Tenho observado o espaço da computação quântica recentemente e há algo que vale a pena prestar atenção aqui. A tecnologia ainda está numa fase bastante inicial, com muitos obstáculos técnicos a superar, mas alguns nomes continuam a surgir nas conversas como concorrentes legítimos.



Primeiro é a IonQ. A questão central com a computação quântica neste momento é a precisão - estes sistemas ainda são extremamente propensos a erros. Mas a abordagem de íons presos da IonQ tem atingido números realmente impressionantes. Eles alcançaram uma fidelidade de 99,99% em portas de 2 qubits, o que é basicamente o melhor que estamos a ver na área atualmente. Sim, 99,99% parece à prova de falhas até perceberes que, em escala - estamos a falar de bilhões ou trilhões de cálculos por segundo - isso ainda cria problemas. Mas aqui está o ponto: eles atingiram o limiar onde podem realmente começar a implementar a correção de erros quânticos para construir sistemas tolerantes a falhas.

O que é interessante é como eles estão a construir o ecossistema. Adquiriram a Oxford Ionics para obter um controlo melhor dos qubits eletrônicos, o que ajuda a estabilizar a sua configuração de íons presos. Depois, estão a trazer a SkyWater, uma fundição quântica líder, que lhes dá capacidade de fabricação e integração de design. Os números de receita deles também são impressionantes - o quarto trimestre mostrou um aumento de 429% para 61,9 milhões de dólares. Além disso, foram selecionados para o programa SHIELD IDIQ do Pentágono, que tem um teto de $151 bilhões. Isso não é apenas sobre o valor do contrato; é basicamente um lugar à mesa para competir por trabalhos especializados em sensoriamento e redes quânticas.

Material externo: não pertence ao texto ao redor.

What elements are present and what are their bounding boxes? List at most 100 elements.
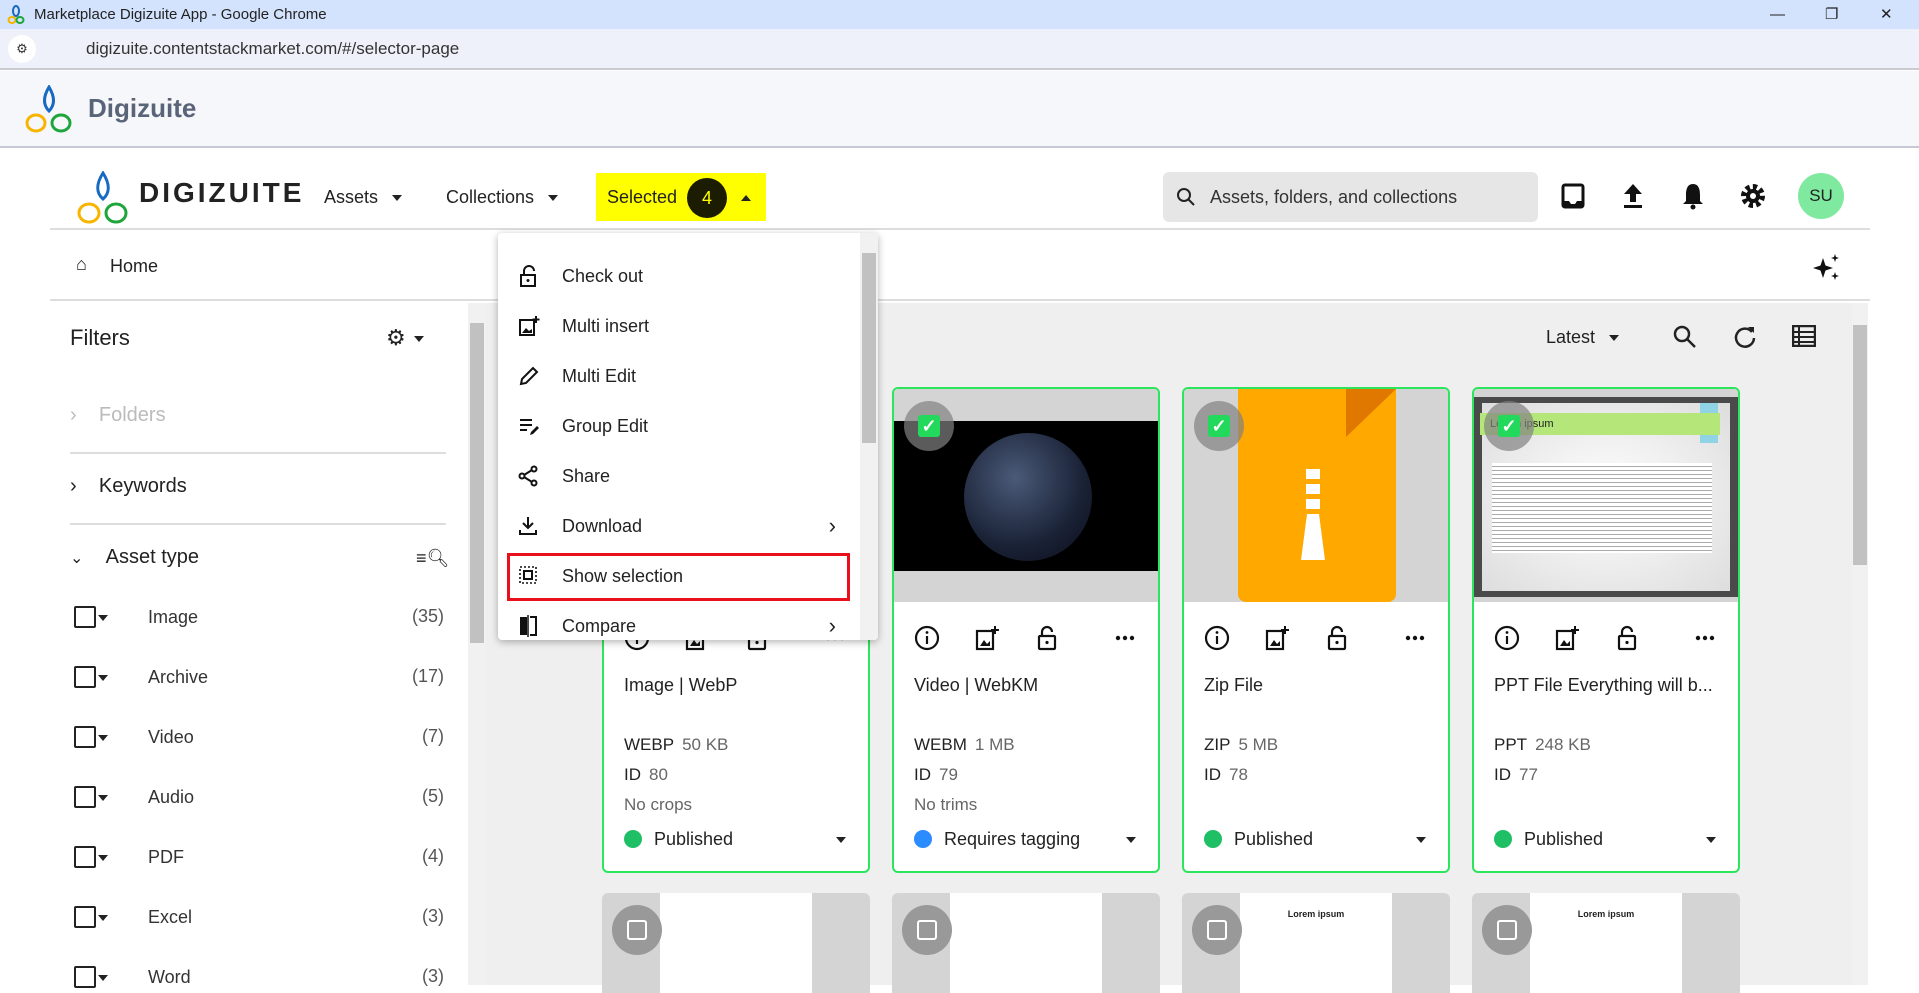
- menu-item[interactable]: Compare ›: [498, 601, 860, 640]
- menu-item[interactable]: Show selection: [498, 551, 860, 601]
- list-view-icon[interactable]: [1792, 325, 1816, 347]
- address-bar[interactable]: ⚙ digizuite.contentstackmarket.com/#/sel…: [0, 29, 1919, 70]
- select-checkbox[interactable]: [1192, 905, 1242, 955]
- keywords-label: Keywords: [98, 475, 187, 497]
- sort-dropdown[interactable]: Latest: [1546, 327, 1620, 348]
- expand-caret-icon[interactable]: [98, 675, 108, 681]
- select-checkbox[interactable]: [902, 905, 952, 955]
- share-icon: [518, 465, 538, 487]
- select-checkbox[interactable]: [612, 905, 662, 955]
- expand-caret-icon[interactable]: [98, 795, 108, 801]
- asset-card[interactable]: Lorem ipsum ✓ PPT File Everything will b…: [1472, 387, 1740, 873]
- info-icon[interactable]: [1494, 625, 1520, 651]
- asset-card[interactable]: [892, 893, 1160, 993]
- select-checkbox[interactable]: [1482, 905, 1532, 955]
- asset-title[interactable]: Zip File: [1204, 675, 1263, 696]
- breadcrumb-home[interactable]: Home: [110, 256, 158, 277]
- app-header: Digizuite: [0, 71, 1919, 148]
- add-to-page-icon[interactable]: [1264, 625, 1290, 651]
- status-dropdown[interactable]: Published: [1204, 829, 1432, 850]
- asset-type-checkbox[interactable]: [74, 666, 96, 688]
- sidebar-scrollbar[interactable]: [468, 303, 486, 985]
- status-dropdown[interactable]: Requires tagging: [914, 829, 1142, 850]
- expand-caret-icon[interactable]: [98, 975, 108, 981]
- menu-item[interactable]: Multi Edit: [498, 351, 860, 401]
- menu-item[interactable]: Download ›: [498, 501, 860, 551]
- minimize-button[interactable]: —: [1770, 0, 1785, 29]
- asset-thumbnail[interactable]: ✓: [894, 389, 1158, 602]
- collections-menu[interactable]: Collections: [446, 187, 559, 208]
- asset-type-checkbox[interactable]: [74, 786, 96, 808]
- asset-card[interactable]: ✓ Zip File ZIP 5 MB ID 78 Published: [1182, 387, 1450, 873]
- more-icon[interactable]: [1112, 625, 1138, 651]
- menu-item[interactable]: Multi insert: [498, 301, 860, 351]
- select-checkbox[interactable]: ✓: [904, 401, 954, 451]
- home-icon[interactable]: ⌂: [76, 254, 87, 275]
- status-dot: [1204, 830, 1222, 848]
- expand-caret-icon[interactable]: [98, 615, 108, 621]
- file-size: 50 KB: [682, 735, 729, 754]
- asset-card[interactable]: [602, 893, 870, 993]
- asset-card[interactable]: Lorem ipsum: [1182, 893, 1450, 993]
- filter-search-icon[interactable]: ≡🔍︎: [416, 548, 449, 569]
- asset-thumbnail[interactable]: Lorem ipsum ✓: [1474, 389, 1738, 602]
- asset-card[interactable]: Lorem ipsum: [1472, 893, 1740, 993]
- asset-title[interactable]: Image | WebP: [624, 675, 737, 696]
- unlock-icon[interactable]: [1614, 625, 1640, 651]
- unlock-icon[interactable]: [1034, 625, 1060, 651]
- inbox-icon[interactable]: [1558, 181, 1588, 211]
- select-checkbox[interactable]: ✓: [1194, 401, 1244, 451]
- search-icon[interactable]: [1672, 324, 1698, 350]
- search-input[interactable]: Assets, folders, and collections: [1163, 172, 1538, 222]
- status-dropdown[interactable]: Published: [624, 829, 852, 850]
- asset-thumbnail[interactable]: ✓: [1184, 389, 1448, 602]
- asset-card[interactable]: ✓ Video | WebKM WEBM 1 MB ID 79 No trims R…: [892, 387, 1160, 873]
- menu-item[interactable]: Check out: [498, 251, 860, 301]
- status-dropdown[interactable]: Published: [1494, 829, 1722, 850]
- info-icon[interactable]: [1204, 625, 1230, 651]
- expand-caret-icon[interactable]: [98, 915, 108, 921]
- selection-icon: [519, 566, 537, 584]
- menu-item[interactable]: Group Edit: [498, 401, 860, 451]
- menu-scrollbar[interactable]: [860, 233, 878, 640]
- collections-label: Collections: [446, 187, 535, 207]
- selected-menu-button[interactable]: Selected 4: [596, 173, 766, 221]
- close-button[interactable]: ✕: [1880, 0, 1893, 29]
- check-icon: ✓: [918, 415, 940, 437]
- asset-type-checkbox[interactable]: [74, 726, 96, 748]
- keywords-filter[interactable]: › Keywords: [70, 475, 187, 498]
- menu-item[interactable]: Share: [498, 451, 860, 501]
- sparkle-icon[interactable]: [1812, 252, 1842, 282]
- asset-type-checkbox[interactable]: [74, 606, 96, 628]
- more-icon[interactable]: [1692, 625, 1718, 651]
- main-scrollbar[interactable]: [1852, 303, 1868, 985]
- unlock-icon[interactable]: [1324, 625, 1350, 651]
- expand-caret-icon[interactable]: [98, 855, 108, 861]
- asset-type-checkbox[interactable]: [74, 846, 96, 868]
- upload-icon[interactable]: [1618, 181, 1648, 211]
- user-avatar[interactable]: SU: [1798, 173, 1844, 219]
- expand-caret-icon[interactable]: [98, 735, 108, 741]
- info-icon[interactable]: [914, 625, 940, 651]
- add-to-page-icon[interactable]: [1554, 625, 1580, 651]
- asset-type-checkbox[interactable]: [74, 906, 96, 928]
- restore-button[interactable]: ❐: [1825, 0, 1838, 29]
- filter-settings-icon[interactable]: ⚙: [386, 325, 424, 351]
- divider: [70, 523, 446, 525]
- digizuite-logo-icon: [7, 5, 25, 24]
- more-icon[interactable]: [1402, 625, 1428, 651]
- asset-type-filter[interactable]: ⌄ Asset type: [70, 546, 199, 569]
- gear-icon[interactable]: [1738, 181, 1768, 211]
- select-checkbox[interactable]: ✓: [1484, 401, 1534, 451]
- chevron-right-icon: ›: [828, 513, 836, 538]
- asset-title[interactable]: PPT File Everything will b...: [1494, 675, 1713, 696]
- folders-filter[interactable]: › Folders: [70, 404, 166, 427]
- assets-menu[interactable]: Assets: [324, 187, 403, 208]
- bell-icon[interactable]: [1678, 181, 1708, 211]
- asset-type-label: Archive: [148, 667, 209, 687]
- site-settings-icon[interactable]: ⚙: [8, 35, 36, 63]
- url-text[interactable]: digizuite.contentstackmarket.com/#/selec…: [86, 39, 459, 58]
- refresh-icon[interactable]: [1732, 324, 1758, 350]
- add-to-page-icon[interactable]: [974, 625, 1000, 651]
- asset-title[interactable]: Video | WebKM: [914, 675, 1038, 696]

Depois há a D-Wave Quantum. Estes adotaram uma abordagem diferente - focaram-se inicialmente na recozimento quântico, que é mais especializado, mas também mais prático neste momento. Em vez de construir uma máquina que faz tudo, concentram-se em problemas de otimização. É exatamente por isso que estão mais avançados comercialmente do que os puristas baseados em portas. O sistema Advantage II deles já está a ajudar organizações a resolver problemas reais de otimização em logística, finanças, defesa.

O ritmo está a acelerar. As reservas de janeiro já ultrapassaram todas as reservas do seu ano fiscal de 2025. Concluíram um acordo de $20 milhões com a Universidade da Flórida Atlântica e um acordo de $10 milhões para computação quântica como serviço com uma empresa Fortune 100. Mas aqui é que fica interessante - eles não estão apenas a ficar na sua zona de conforto. Agora estão a construir um sistema baseado em portas usando qubits de fluxônio e recentemente adquiriram a Quantum Circuits para a sua tecnologia de trilho duplo. Segundo eles, esta tecnologia combina a velocidade dos qubits supercondutores com a fidelidade dos íons presos. Se isso se confirmar, será uma mudança de jogo, embora ainda não tenha sido verificado de forma independente.

Portanto, temos duas abordagens diferentes na computação quântica - uma focada na precisão de íons presos e na construção de ecossistema, outra adotando uma abordagem de duas frentes com produtos comprovados mais o desenvolvimento de próxima geração. Ambas são especulativas, mas o espaço está a ganhar atenção real tanto do setor privado quanto do público agora. Vale a pena ficar de olho se estás a pensar onde a inovação em computação quântica realmente está a avançar.